Copyright © 2013 Nick Lancaster, All rights reserved.
To learn more about the Pandemia series and other works by Nick Lancaster, please visit nickjlancaster.com
DISCLAIMER: This is a work of fiction. Names, characters, businesses, places, events and incidents are either the products of the author’s imagination or used in a fictitious manner. Any resemblance to actual persons, living or dead, or actual events is purely coincidental.
For Julie, Jack and Jamie,
the reasons I survive.
Contents
Chapter One
Chapter Two
Chapter Three
Chapter Four
Chapter Five
Chapter Six
Chapter Seven
Chapter Eight
Chapter Nine
Chapter Ten
Chapter One
The arcing electricity lit up the cold, dark desert floor. Bright blue flashes and snapping, crackling sparks shot outwards forming a glowing sphere that hovered a few inches above the sand.
This part of Western China was largely uninhabited except for a few wolves. The wolves cowered and retreated before turning to growl and snarl at the brilliant ball of light. The sphere pulsed and throbbed as if in response.
Suddenly the ball seemed to contract slightly and then it exploded into a million particles of fading light. Nothing remained except for the taste of ozone in the frigid night air.
Chapter Two
“Where did she come from?” Inquired Doctor Qiang Cheng.
Cheng was referring to the young woman who lay on the hospital bed before him. In her right arm an intravenous line was supplying much needed saline. The female patient was pretty, Cheng thought.
Meilen Song, the nurse who was checking the saline flow looked up. “She was found in her apartment in the Chaoyangmen district. Her employer was concerned when she didn’t arrive for work. An employee was sent to her apartment but when he couldn’t get a reply he called the police. The police called for an ambulance when they found her inside.”
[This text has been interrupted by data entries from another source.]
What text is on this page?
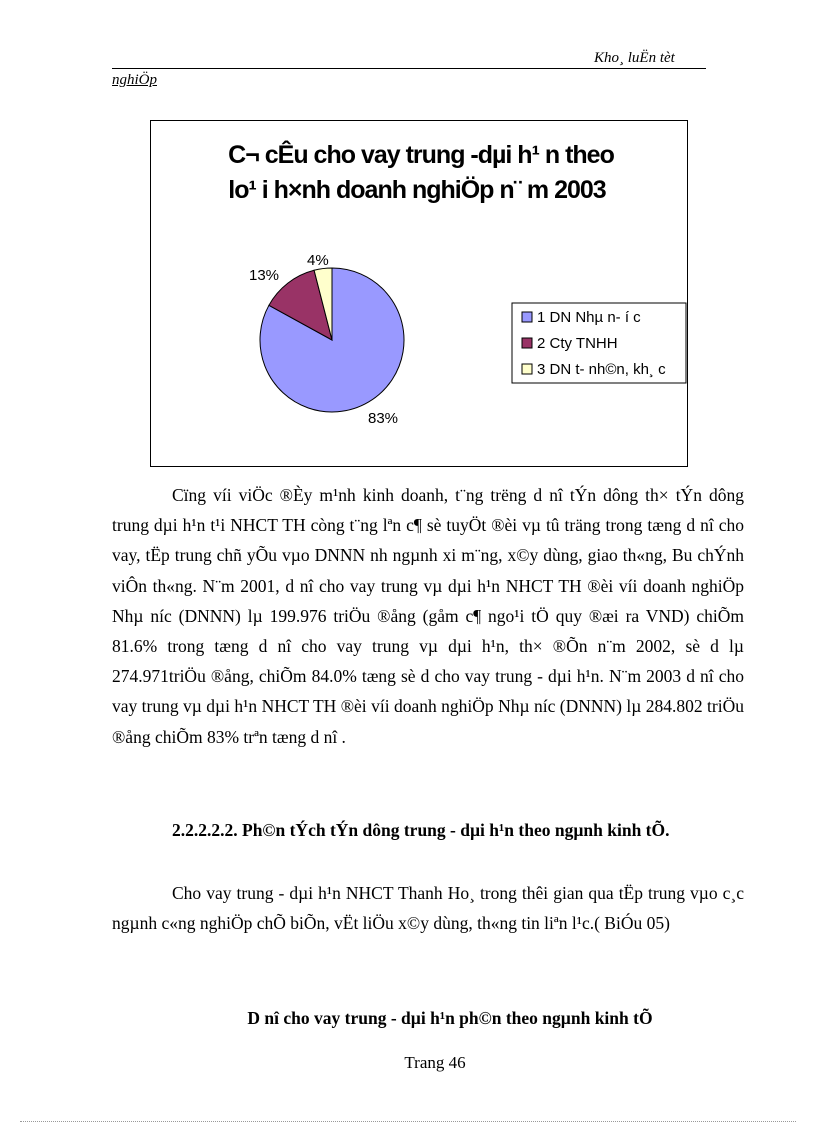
Kho¸ luËn tèt
nghiÖp
C¬ cÊu cho vay trung -dµi h¹ n theo
lo¹ i h×nh doanh nghiÖp n¨ m 2003
83%
13%
4%
1 DN Nhµ n- í c
2 Cty TNHH
3 DN t- nh©n, kh¸ c

Cïng víi viÖc ®Èy m¹nh kinh doanh, t¨ng trëng d nî tÝn dông th× tÝn dông trung dµi h¹n t¹i NHCT TH còng t¨ng lªn c¶ sè tuyÖt ®èi vµ tû träng trong tæng d nî cho vay, tËp trung chñ yÕu vµo DNNN nh ngµnh xi m¨ng, x©y dùng, giao th«ng, Bu chÝnh viÔn th«ng. N¨m 2001, d nî cho vay trung vµ dµi h¹n NHCT TH ®èi víi doanh nghiÖp Nhµ níc (DNNN) lµ 199.976 triÖu ®ång (gåm c¶ ngo¹i tÖ quy ®æi ra VND) chiÕm 81.6% trong tæng d nî cho vay trung vµ dµi h¹n, th× ®Õn n¨m 2002, sè d lµ 274.971triÖu ®ång, chiÕm 84.0% tæng sè d cho vay trung - dµi h¹n. N¨m 2003 d nî cho vay trung vµ dµi h¹n NHCT TH ®èi víi doanh nghiÖp Nhµ níc (DNNN) lµ 284.802 triÖu ®ång chiÕm 83% trªn tæng d nî .

2.2.2.2.2. Ph©n tÝch tÝn dông trung - dµi h¹n theo ngµnh kinh tÕ.

Cho vay trung - dµi h¹n NHCT Thanh Ho¸ trong thêi gian qua tËp trung vµo c¸c ngµnh c«ng nghiÖp chÕ biÕn, vËt liÖu x©y dùng, th«ng tin liªn l¹c.( BiÓu 05)

D nî cho vay trung - dµi h¹n ph©n theo ngµnh kinh tÕ

Trang 46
Doctor Cheng read the patient chart. “Doctor Li Tian? Hmm, where does she practice?”
“No Doctor Cheng, she’s not a medical Doctor. She’s a geologist. Her employer said she’d recently returned from a trip to the Qinghai-Tibetan plateau. She’d called her supervisor, Ms Mai Gao to say she was returning early as she felt unwell. That was last week.”
“Qinghai-Tibetan plateau? That’s quite some distance. I wonder why she would go there?” Cheng studied the chart further. The patient was dehydrated but otherwise appeared well. She was currently sedated and he understood from talking to the nurse that when she was brought to the hospital she was distressed and speaking in very strange broken Chinese. That was several hours ago and it was now quite late in the evening.
“Please let me know when she wakes up.” Cheng hung the chart on the bed and left the room.
Beijing Harmony Hospital was considered a modern health care facility. It had been constructed for the Olympics and received significant funding even today. Doctor Cheng had worked there for six years and while he enjoyed his work it had become a little routine. Still, he was near retirement and he intended for the hospital to be his last employer.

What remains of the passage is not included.